Словно испытывая некоторую неловкость за недостаток внимания общества к труду художника, его жизни, В. А. Гиляровский стремился восполнить отсутствие этого интереса. Кажется, не было в Москве художественного объединения или рядового творца, которого обошел бы своим вниманием дядя Гиляй. Он был постоянным участником художественных "Сред" дореволюционной Москвы, его называли поэтом "Среды", он часто посещал пятницы Московского общества любителей художеств на Малой Дмитровке. Московское училище живописи, ваяния и зодчества на Мясницкой было для В. А. Гиляровского его вторым домом. Сколько любви и внимания отдавал он ему! Знал профессоров и учеников училища. Знал в радостные моменты их жизни, спешил к ним в минуты недоразумений и огорчений. В. А. Гиляровский давал отчеты и об ученических выставках училища.
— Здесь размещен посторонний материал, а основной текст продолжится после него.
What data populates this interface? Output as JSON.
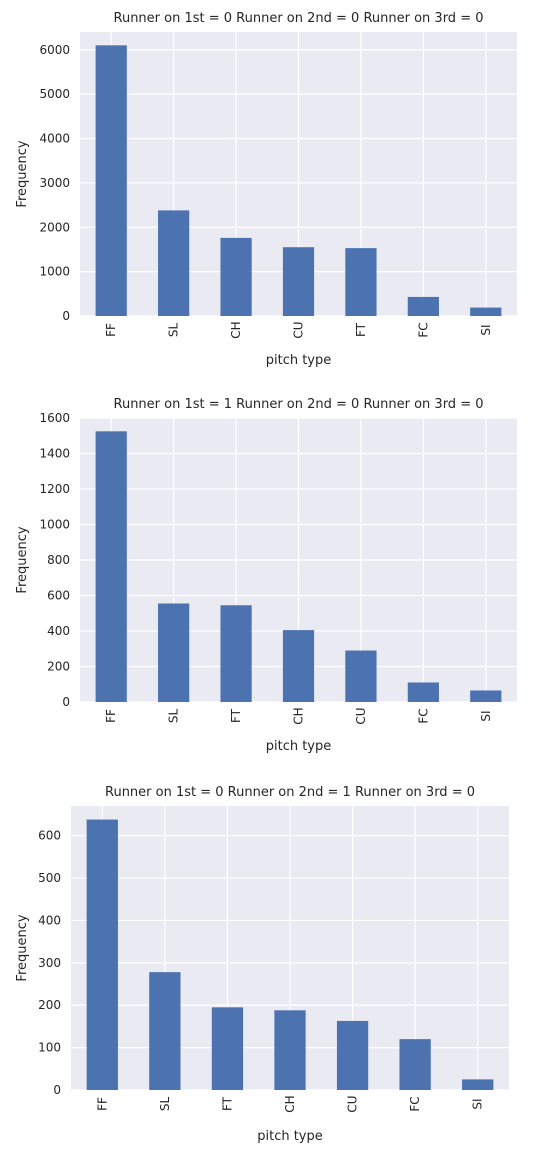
{
  "chart_data": [
    {
      "type": "bar",
      "title": "Runner on 1st = 0  Runner on 2nd = 0  Runner on 3rd = 0",
      "xlabel": "pitch type",
      "ylabel": "Frequency",
      "categories": [
        "FF",
        "SL",
        "CH",
        "CU",
        "FT",
        "FC",
        "SI"
      ],
      "values": [
        6100,
        2380,
        1760,
        1550,
        1530,
        430,
        190
      ],
      "ylim": [
        0,
        6400
      ],
      "yticks": [
        0,
        1000,
        2000,
        3000,
        4000,
        5000,
        6000
      ],
      "grid": true,
      "color": "#4c72b0"
    },
    {
      "type": "bar",
      "title": "Runner on 1st = 1  Runner on 2nd = 0  Runner on 3rd = 0",
      "xlabel": "pitch type",
      "ylabel": "Frequency",
      "categories": [
        "FF",
        "SL",
        "FT",
        "CH",
        "CU",
        "FC",
        "SI"
      ],
      "values": [
        1525,
        555,
        545,
        405,
        290,
        110,
        65
      ],
      "ylim": [
        0,
        1600
      ],
      "yticks": [
        0,
        200,
        400,
        600,
        800,
        1000,
        1200,
        1400,
        1600
      ],
      "grid": true,
      "color": "#4c72b0"
    },
    {
      "type": "bar",
      "title": "Runner on 1st = 0  Runner on 2nd = 1  Runner on 3rd = 0",
      "xlabel": "pitch type",
      "ylabel": "Frequency",
      "categories": [
        "FF",
        "SL",
        "FT",
        "CH",
        "CU",
        "FC",
        "SI"
      ],
      "values": [
        638,
        278,
        195,
        188,
        163,
        120,
        25
      ],
      "ylim": [
        0,
        670
      ],
      "yticks": [
        0,
        100,
        200,
        300,
        400,
        500,
        600
      ],
      "grid": true,
      "color": "#4c72b0"
    }
  ]
}
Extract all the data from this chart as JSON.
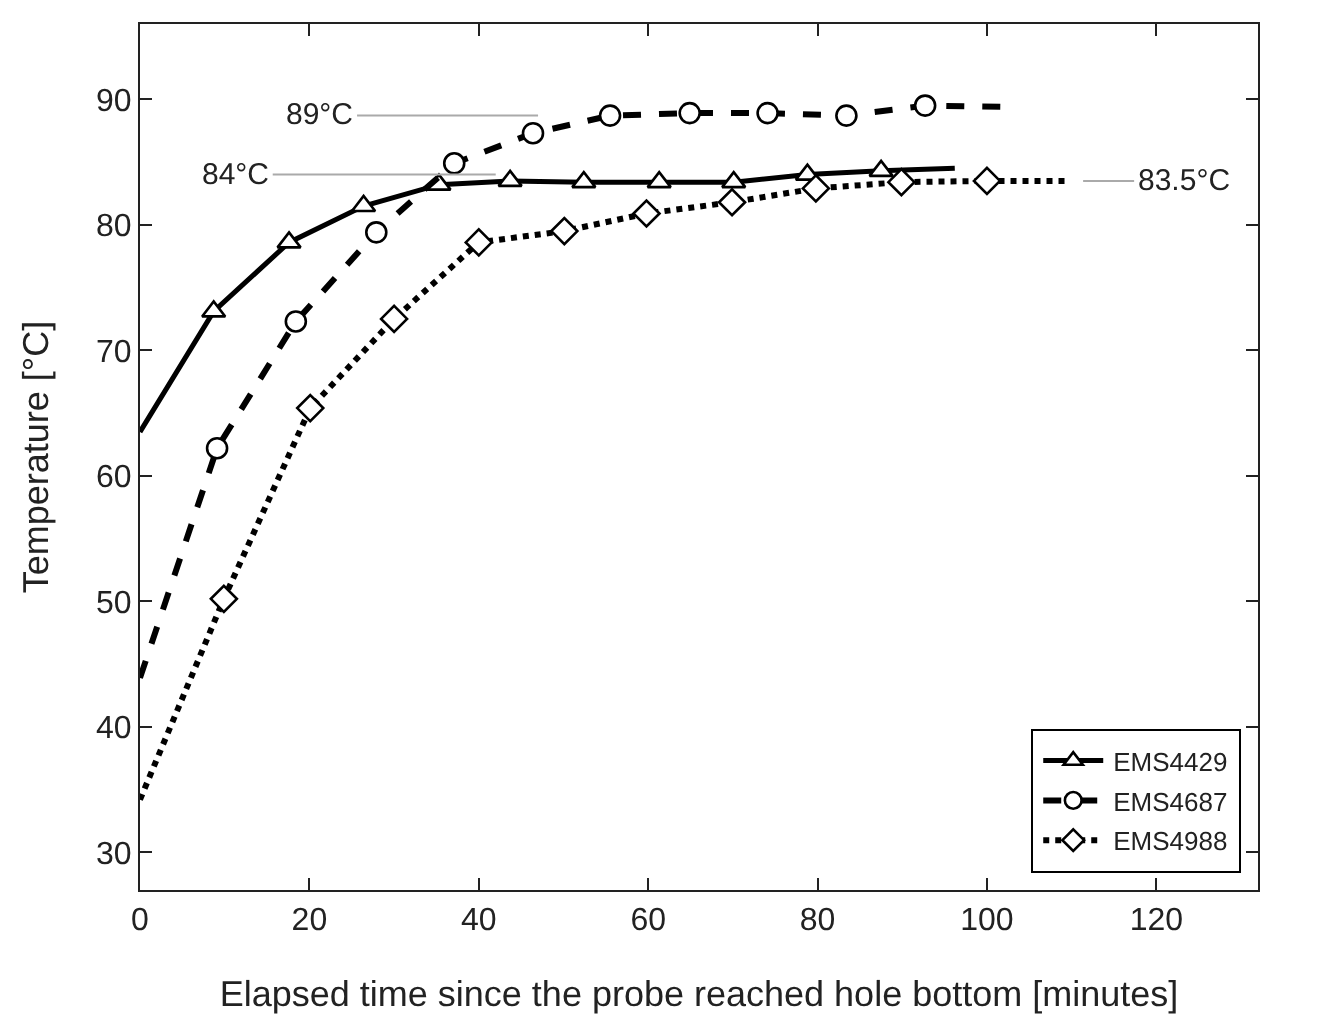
{
  "chart_data": {
    "type": "line",
    "xlabel": "Elapsed time since the probe reached hole bottom [minutes]",
    "ylabel": "Temperature [°C]",
    "xlim": [
      0,
      132
    ],
    "ylim": [
      27,
      96
    ],
    "xticks": [
      0,
      20,
      40,
      60,
      80,
      100,
      120
    ],
    "yticks": [
      30,
      40,
      50,
      60,
      70,
      80,
      90
    ],
    "grid": false,
    "legend": "bottom right",
    "series": [
      {
        "name": "EMS4429",
        "color": "#000000",
        "line_style": "solid",
        "marker": "triangle",
        "x": [
          0,
          8.7,
          17.6,
          26.4,
          35.3,
          43.7,
          52.4,
          61.3,
          70.1,
          78.8,
          87.5,
          96.2
        ],
        "values": [
          63.5,
          73.1,
          78.6,
          81.5,
          83.2,
          83.5,
          83.4,
          83.4,
          83.4,
          84.0,
          84.3,
          84.5
        ]
      },
      {
        "name": "EMS4687",
        "color": "#000000",
        "line_style": "dashed",
        "marker": "circle",
        "x": [
          0,
          9.1,
          18.4,
          27.9,
          37.1,
          46.4,
          55.5,
          64.9,
          74.1,
          83.4,
          92.7,
          101.8
        ],
        "values": [
          43.9,
          62.2,
          72.3,
          79.4,
          84.9,
          87.3,
          88.7,
          88.9,
          88.9,
          88.7,
          89.5,
          89.4
        ]
      },
      {
        "name": "EMS4988",
        "color": "#000000",
        "line_style": "dotted",
        "marker": "diamond",
        "x": [
          0,
          9.9,
          20.1,
          30,
          40,
          50.1,
          59.8,
          69.9,
          79.8,
          89.9,
          100,
          109.7
        ],
        "values": [
          34.2,
          50.2,
          65.4,
          72.5,
          78.6,
          79.5,
          80.9,
          81.8,
          82.9,
          83.4,
          83.5,
          83.5
        ]
      }
    ],
    "annotations": [
      {
        "text": "89°C",
        "x": 55.5,
        "y": 88.7
      },
      {
        "text": "84°C",
        "x": 42,
        "y": 84
      },
      {
        "text": "83.5°C",
        "x": 109.7,
        "y": 83.5
      }
    ]
  }
}
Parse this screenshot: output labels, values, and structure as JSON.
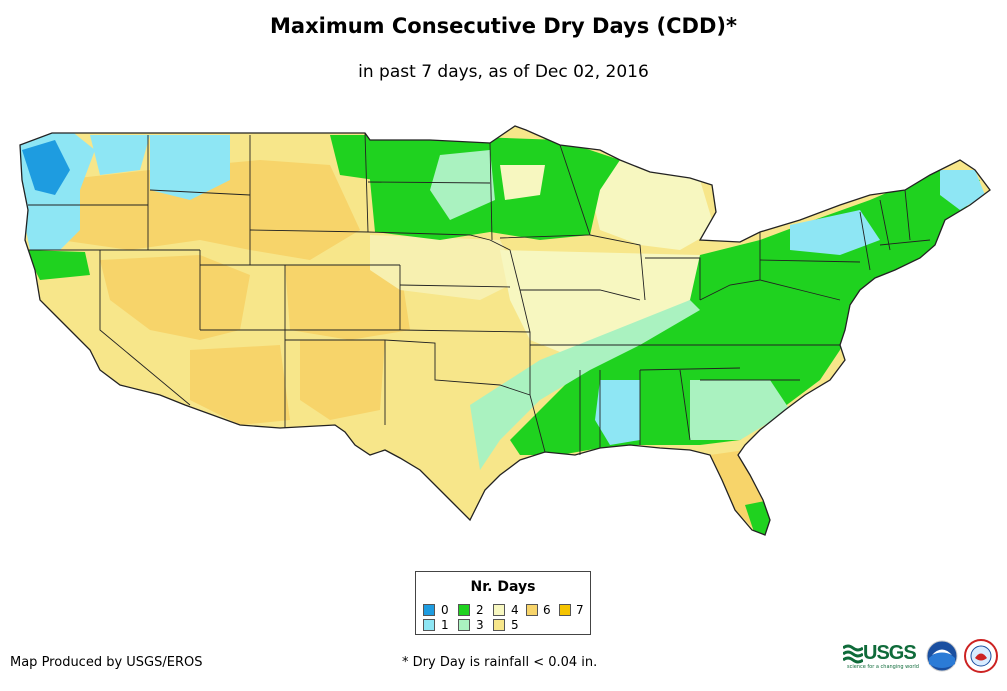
{
  "title": "Maximum Consecutive Dry Days (CDD)*",
  "subtitle": "in past 7 days, as of Dec 02, 2016",
  "legend": {
    "title": "Nr. Days",
    "items": [
      {
        "label": "0",
        "color": "#1e9ce0"
      },
      {
        "label": "1",
        "color": "#8ee6f4"
      },
      {
        "label": "2",
        "color": "#1fd21f"
      },
      {
        "label": "3",
        "color": "#aaf2c0"
      },
      {
        "label": "4",
        "color": "#f7f7c0"
      },
      {
        "label": "5",
        "color": "#f7e68a"
      },
      {
        "label": "6",
        "color": "#f7d46a"
      },
      {
        "label": "7",
        "color": "#f5c400"
      }
    ]
  },
  "footer": {
    "producer": "Map Produced by USGS/EROS",
    "note": "* Dry Day is rainfall < 0.04 in."
  },
  "logos": {
    "usgs": "USGS",
    "usgs_tagline": "science for a changing world",
    "noaa_icon": "noaa-logo-icon",
    "nws_icon": "national-weather-service-logo-icon"
  }
}
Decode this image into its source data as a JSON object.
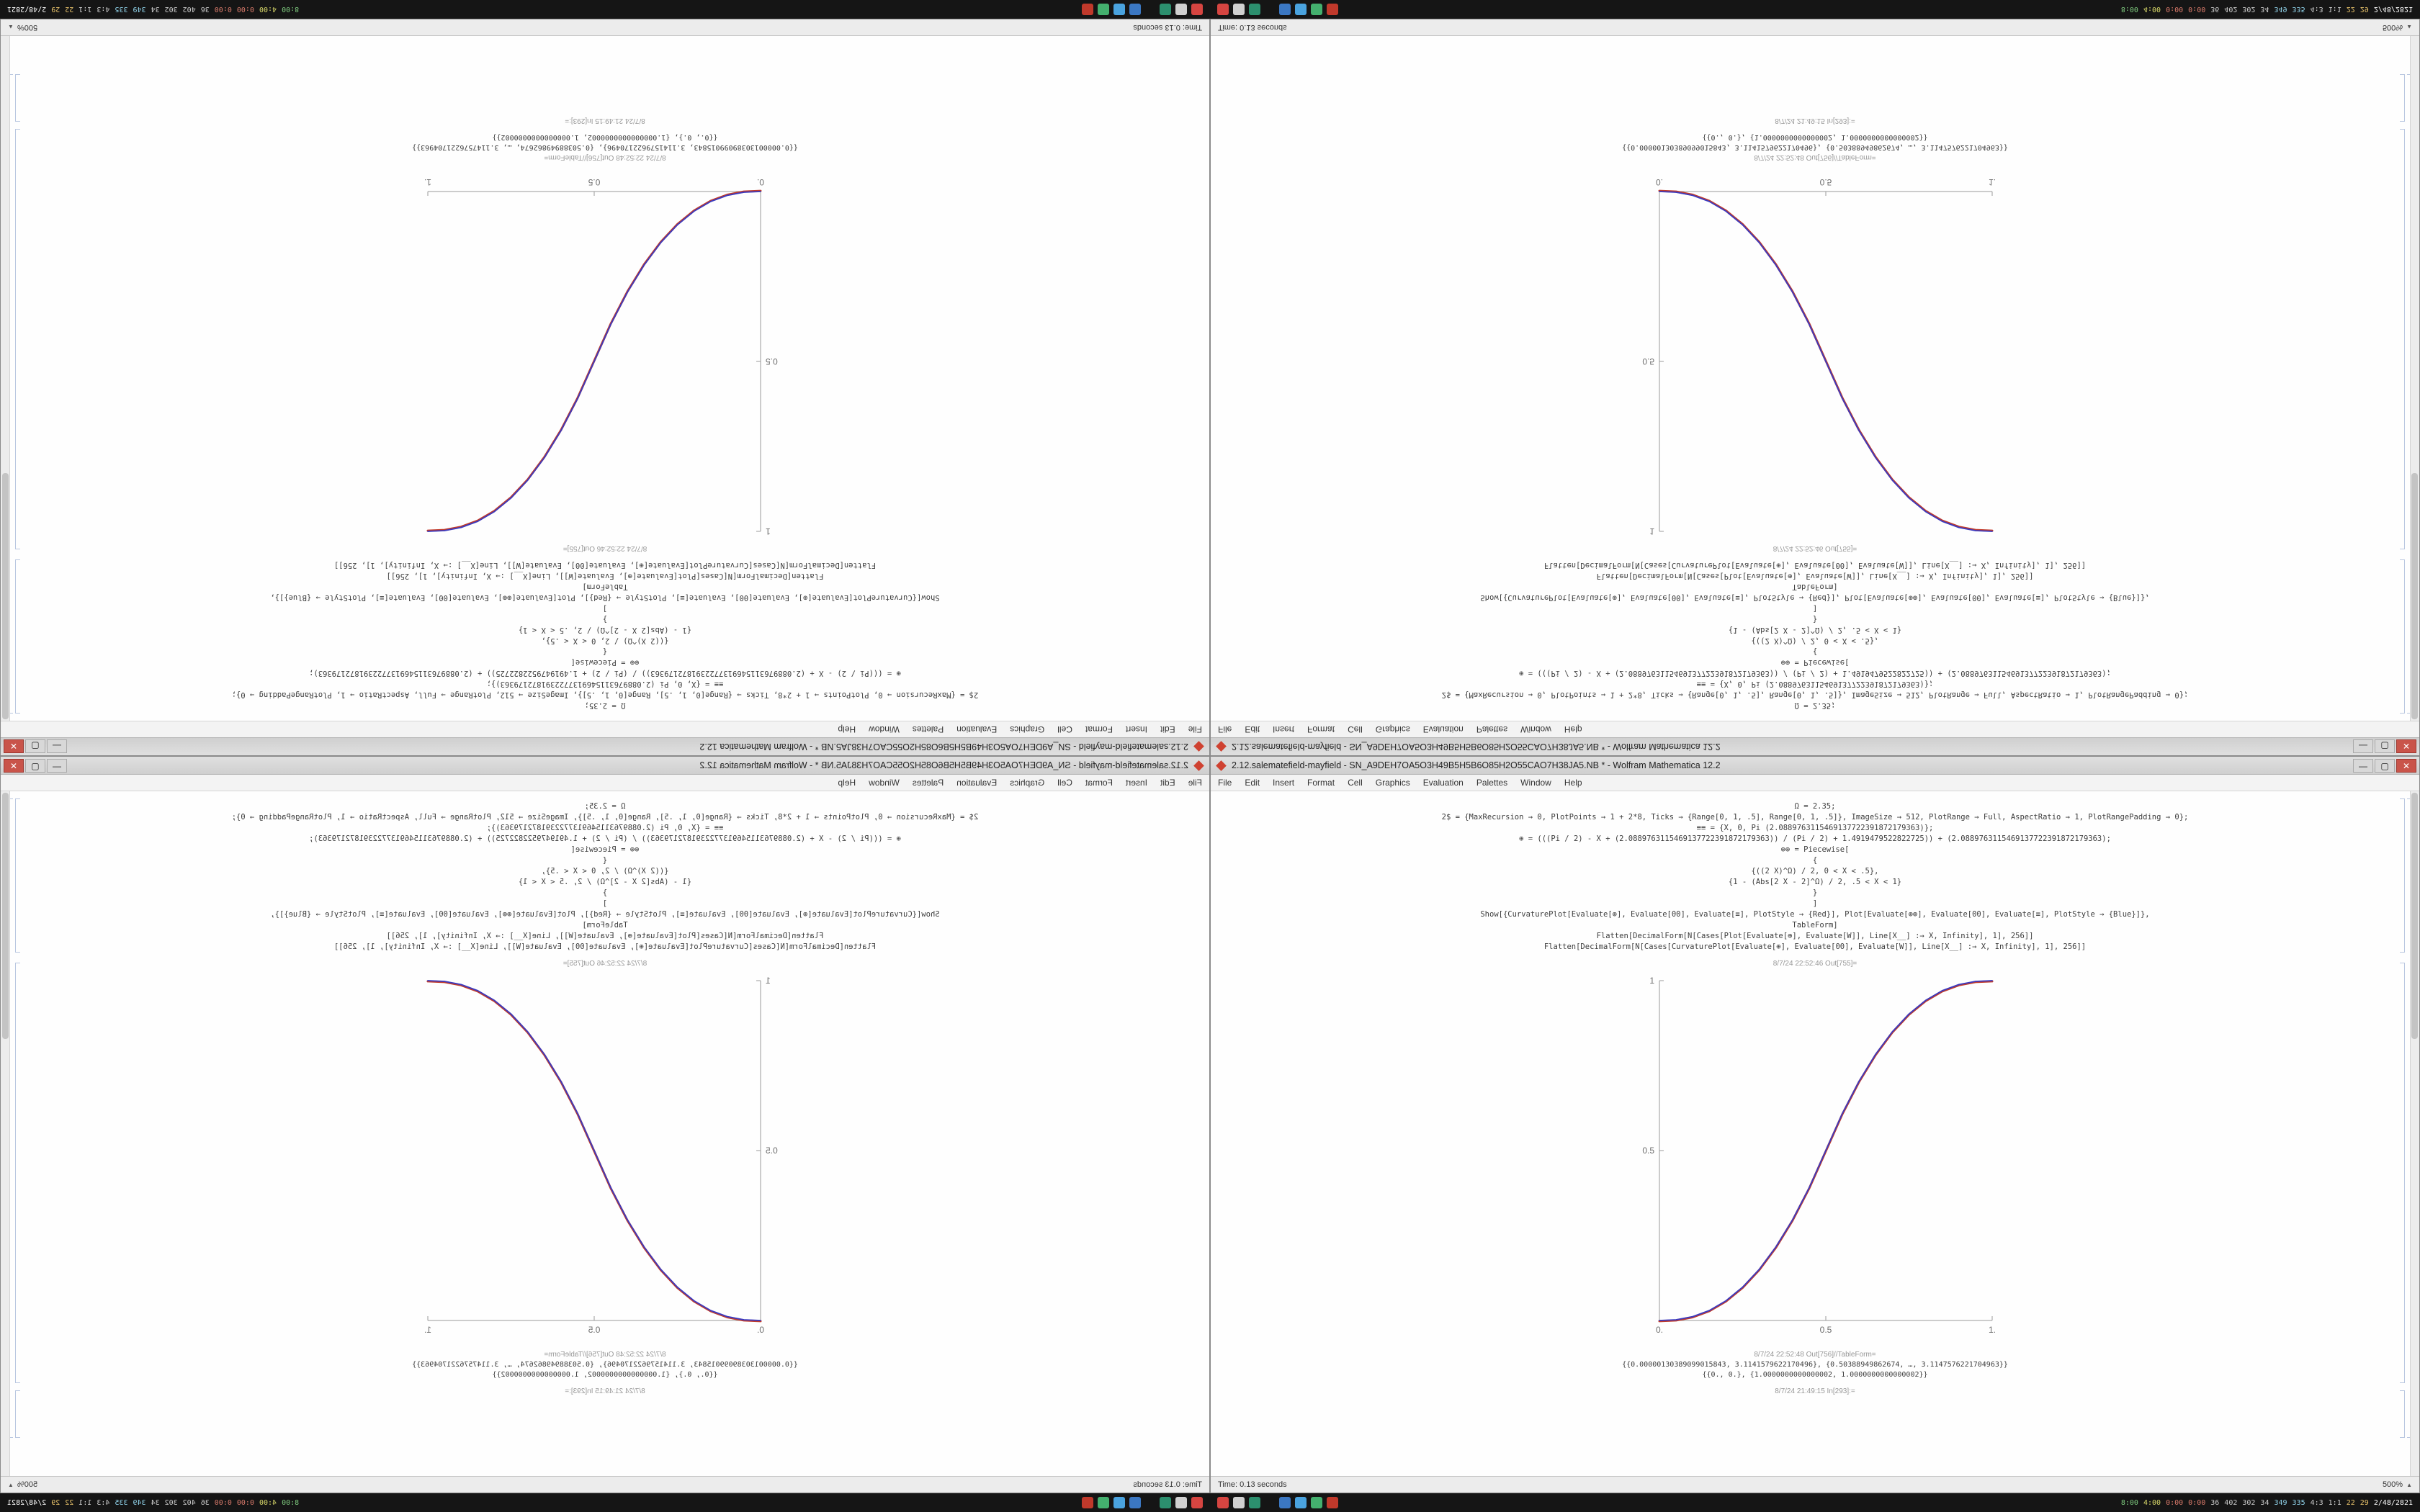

Молодые художники, вступающие в жизнь, пользовались у В. А. Гиляровского особым вниманием и заботой. Он старался и находил возможность помочь многим при своих, в общем-то, ограниченных материальных средствах. "Трудно учесть то огромное добро, — писал профессор Училища А. М. Васнецов, — которое своими статьями об ученических выставках осуществил В. А. Гиляровский, неизменно поддерживая все талантливые ростки реалистического искусства, и что он сделал для активной поддержки талантливой художественной молодежи; многие из молодых только от него впервые услыхали искреннее слово одобрения, и многие только благодаря этому стали правильно расти и развиваться".
Если в Москве, в среде художественных объединений возникали трудности, обращались к В. А. Гиляровскому, знали — поможет. "Многоуважаемый Владимир Алексеевич, — писал один из руководителей Союза русских художников в 900-е годы, — ввиду недостатка выставочных помещений для художественных выставок "Союз русских художников" обратился в дирекцию Литературно-художественного Кружка с просьбой разрешить устройство выставок в помещении кружка. Ввиду того, что этот вопрос вторично переносится на обсуждение общего собрания Кружка, и ввиду его крайней важности для художников, мы очень просим Вас пожаловать на общее собрание 6 ноября и содействовать благоприятному для художников решению".
Было в старой Москве бесплатное общежитие для беднейших учеников Училища живописи и Университета, выстроенное купцами Ляпиными. Оно так и называлось "Ляпинка" и находилось на Большой Дмитровке. В. А. Гиляровский часто бывал там. Встретит какого-либо нуждающегося студента и спросит:
«— Ты что же не шел?
— Да боялся надоесть, Владимир Алексеевич.
— А ты не бойся надоесть, когда надо есть».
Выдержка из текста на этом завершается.